In Pond v. Makepeace, 2 Metc. 114, the defendant, a Massachusetts resident was sued here by an administrator appointed in another State. He did not defend on that ground and the plaintiff in that action recovered judgment, took out an execution and levied on the defendant’s real estate, the execution being returned satisfied. Subsequently an administrator was appointed in Massachusetts in the same estate, who sued the defendant on the same claim. It was held that the first' judgment was no bar to a recovery in the second action.

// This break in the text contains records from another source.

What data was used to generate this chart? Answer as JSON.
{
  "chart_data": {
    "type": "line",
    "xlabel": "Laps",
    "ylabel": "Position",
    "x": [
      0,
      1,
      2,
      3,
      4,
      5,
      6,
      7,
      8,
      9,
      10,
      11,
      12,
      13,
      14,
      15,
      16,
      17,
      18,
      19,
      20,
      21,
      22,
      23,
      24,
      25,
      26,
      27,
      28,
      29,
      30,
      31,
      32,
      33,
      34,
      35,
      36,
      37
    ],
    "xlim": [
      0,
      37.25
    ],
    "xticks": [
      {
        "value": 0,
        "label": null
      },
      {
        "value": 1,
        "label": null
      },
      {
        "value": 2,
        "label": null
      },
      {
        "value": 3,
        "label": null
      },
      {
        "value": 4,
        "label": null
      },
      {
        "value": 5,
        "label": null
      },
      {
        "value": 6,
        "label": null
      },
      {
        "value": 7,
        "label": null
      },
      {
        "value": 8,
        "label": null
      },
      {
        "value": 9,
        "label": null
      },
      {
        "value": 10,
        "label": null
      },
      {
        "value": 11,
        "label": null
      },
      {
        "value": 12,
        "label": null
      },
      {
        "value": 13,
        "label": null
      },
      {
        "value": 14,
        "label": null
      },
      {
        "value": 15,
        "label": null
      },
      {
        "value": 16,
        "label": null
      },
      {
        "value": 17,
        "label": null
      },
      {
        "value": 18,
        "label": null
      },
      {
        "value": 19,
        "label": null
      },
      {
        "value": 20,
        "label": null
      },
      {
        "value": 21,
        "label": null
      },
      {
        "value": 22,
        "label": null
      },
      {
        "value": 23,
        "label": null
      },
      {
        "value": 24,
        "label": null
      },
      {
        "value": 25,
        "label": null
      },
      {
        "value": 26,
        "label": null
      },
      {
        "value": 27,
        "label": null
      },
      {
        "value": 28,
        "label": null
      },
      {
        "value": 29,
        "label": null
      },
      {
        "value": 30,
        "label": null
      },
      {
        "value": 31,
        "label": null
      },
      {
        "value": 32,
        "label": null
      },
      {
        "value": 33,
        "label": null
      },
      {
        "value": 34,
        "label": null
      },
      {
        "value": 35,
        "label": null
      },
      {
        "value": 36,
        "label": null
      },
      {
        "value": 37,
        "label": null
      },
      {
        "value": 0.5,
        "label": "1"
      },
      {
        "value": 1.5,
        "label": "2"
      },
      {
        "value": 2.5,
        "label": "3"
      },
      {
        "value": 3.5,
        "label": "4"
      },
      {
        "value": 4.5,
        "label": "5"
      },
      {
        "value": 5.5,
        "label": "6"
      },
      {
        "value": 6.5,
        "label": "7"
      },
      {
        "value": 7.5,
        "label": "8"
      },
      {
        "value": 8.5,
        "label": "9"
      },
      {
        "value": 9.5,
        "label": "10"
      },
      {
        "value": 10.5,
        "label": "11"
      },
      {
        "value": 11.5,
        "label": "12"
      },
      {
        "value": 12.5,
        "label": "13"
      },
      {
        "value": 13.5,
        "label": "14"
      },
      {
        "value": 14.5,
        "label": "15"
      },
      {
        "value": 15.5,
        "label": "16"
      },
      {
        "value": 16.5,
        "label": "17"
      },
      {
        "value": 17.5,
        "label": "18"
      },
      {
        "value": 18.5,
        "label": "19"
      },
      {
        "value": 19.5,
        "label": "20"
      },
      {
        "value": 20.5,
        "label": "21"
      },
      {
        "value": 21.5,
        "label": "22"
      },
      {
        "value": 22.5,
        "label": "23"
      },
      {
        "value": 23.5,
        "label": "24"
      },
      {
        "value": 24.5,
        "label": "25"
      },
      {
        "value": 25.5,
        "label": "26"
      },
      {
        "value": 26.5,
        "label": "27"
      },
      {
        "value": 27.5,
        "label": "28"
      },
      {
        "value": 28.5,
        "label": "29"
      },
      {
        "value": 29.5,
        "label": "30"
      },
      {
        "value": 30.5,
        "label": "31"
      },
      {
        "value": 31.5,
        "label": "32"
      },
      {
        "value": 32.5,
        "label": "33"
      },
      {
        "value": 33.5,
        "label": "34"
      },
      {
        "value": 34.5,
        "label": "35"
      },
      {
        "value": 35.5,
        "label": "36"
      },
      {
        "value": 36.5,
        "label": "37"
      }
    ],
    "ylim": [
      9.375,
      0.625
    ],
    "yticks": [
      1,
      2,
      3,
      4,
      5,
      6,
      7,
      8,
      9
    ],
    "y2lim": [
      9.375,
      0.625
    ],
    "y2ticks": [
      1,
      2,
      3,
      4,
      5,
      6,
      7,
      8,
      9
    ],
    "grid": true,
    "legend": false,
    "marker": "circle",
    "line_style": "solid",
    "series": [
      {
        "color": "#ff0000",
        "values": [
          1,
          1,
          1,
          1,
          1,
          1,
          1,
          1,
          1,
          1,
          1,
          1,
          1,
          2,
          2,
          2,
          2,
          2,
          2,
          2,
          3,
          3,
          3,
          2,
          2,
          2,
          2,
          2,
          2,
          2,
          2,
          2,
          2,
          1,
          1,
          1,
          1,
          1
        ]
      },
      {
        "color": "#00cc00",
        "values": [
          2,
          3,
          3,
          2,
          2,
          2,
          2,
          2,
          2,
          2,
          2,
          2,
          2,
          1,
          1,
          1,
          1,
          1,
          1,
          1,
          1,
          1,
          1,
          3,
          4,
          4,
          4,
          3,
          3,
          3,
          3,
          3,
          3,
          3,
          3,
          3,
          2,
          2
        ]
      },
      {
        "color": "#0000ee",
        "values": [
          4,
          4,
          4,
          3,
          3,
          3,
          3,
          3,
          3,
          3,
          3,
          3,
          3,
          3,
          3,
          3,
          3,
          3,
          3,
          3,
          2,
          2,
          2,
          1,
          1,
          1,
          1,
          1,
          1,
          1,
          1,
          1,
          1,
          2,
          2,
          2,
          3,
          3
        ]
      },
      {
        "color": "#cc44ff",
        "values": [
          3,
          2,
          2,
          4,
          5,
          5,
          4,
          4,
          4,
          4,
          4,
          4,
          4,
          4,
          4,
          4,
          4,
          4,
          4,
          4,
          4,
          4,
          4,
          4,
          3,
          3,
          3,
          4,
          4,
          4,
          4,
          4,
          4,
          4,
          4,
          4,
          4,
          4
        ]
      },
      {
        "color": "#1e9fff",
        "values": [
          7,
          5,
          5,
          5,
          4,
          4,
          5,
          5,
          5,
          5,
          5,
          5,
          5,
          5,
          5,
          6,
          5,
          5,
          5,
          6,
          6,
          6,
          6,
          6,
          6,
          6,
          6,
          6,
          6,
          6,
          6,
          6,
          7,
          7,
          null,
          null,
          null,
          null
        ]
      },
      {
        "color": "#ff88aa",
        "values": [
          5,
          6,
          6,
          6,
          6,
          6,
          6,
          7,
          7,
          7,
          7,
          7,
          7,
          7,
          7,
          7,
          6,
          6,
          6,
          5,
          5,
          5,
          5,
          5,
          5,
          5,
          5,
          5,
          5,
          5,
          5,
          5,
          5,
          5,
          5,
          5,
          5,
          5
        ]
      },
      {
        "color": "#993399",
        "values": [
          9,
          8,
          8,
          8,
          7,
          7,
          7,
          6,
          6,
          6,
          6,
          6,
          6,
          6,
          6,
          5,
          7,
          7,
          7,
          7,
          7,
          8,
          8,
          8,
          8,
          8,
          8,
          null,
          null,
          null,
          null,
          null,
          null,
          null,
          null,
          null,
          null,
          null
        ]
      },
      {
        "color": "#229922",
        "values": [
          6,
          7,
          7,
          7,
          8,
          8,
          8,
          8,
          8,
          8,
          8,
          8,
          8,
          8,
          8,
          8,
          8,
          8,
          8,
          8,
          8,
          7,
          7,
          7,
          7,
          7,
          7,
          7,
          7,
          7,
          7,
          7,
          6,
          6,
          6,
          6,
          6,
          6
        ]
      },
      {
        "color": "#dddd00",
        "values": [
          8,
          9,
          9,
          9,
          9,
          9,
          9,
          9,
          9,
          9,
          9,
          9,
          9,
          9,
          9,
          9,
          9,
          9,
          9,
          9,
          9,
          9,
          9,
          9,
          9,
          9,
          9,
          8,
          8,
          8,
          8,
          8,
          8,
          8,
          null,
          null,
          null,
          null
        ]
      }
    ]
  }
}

[368]*368The trial judge committed no error in denying the plaintiff’s motion to amend by bringing in the New Hampshire administratrix, who under the Massachusetts law had no standing in the litigation and no right to sue. There being no duly appointed administrator in Massachusetts when the action was brought in the name of the intestate, the case is directly within the scope of the decision in Brooks v. Boston & Northern Street Ry. Co., 211 Mass. 277, and the defendant’s motion to dismiss was properly allowed.
No prejudicial error appearing, the report is to be dismissed.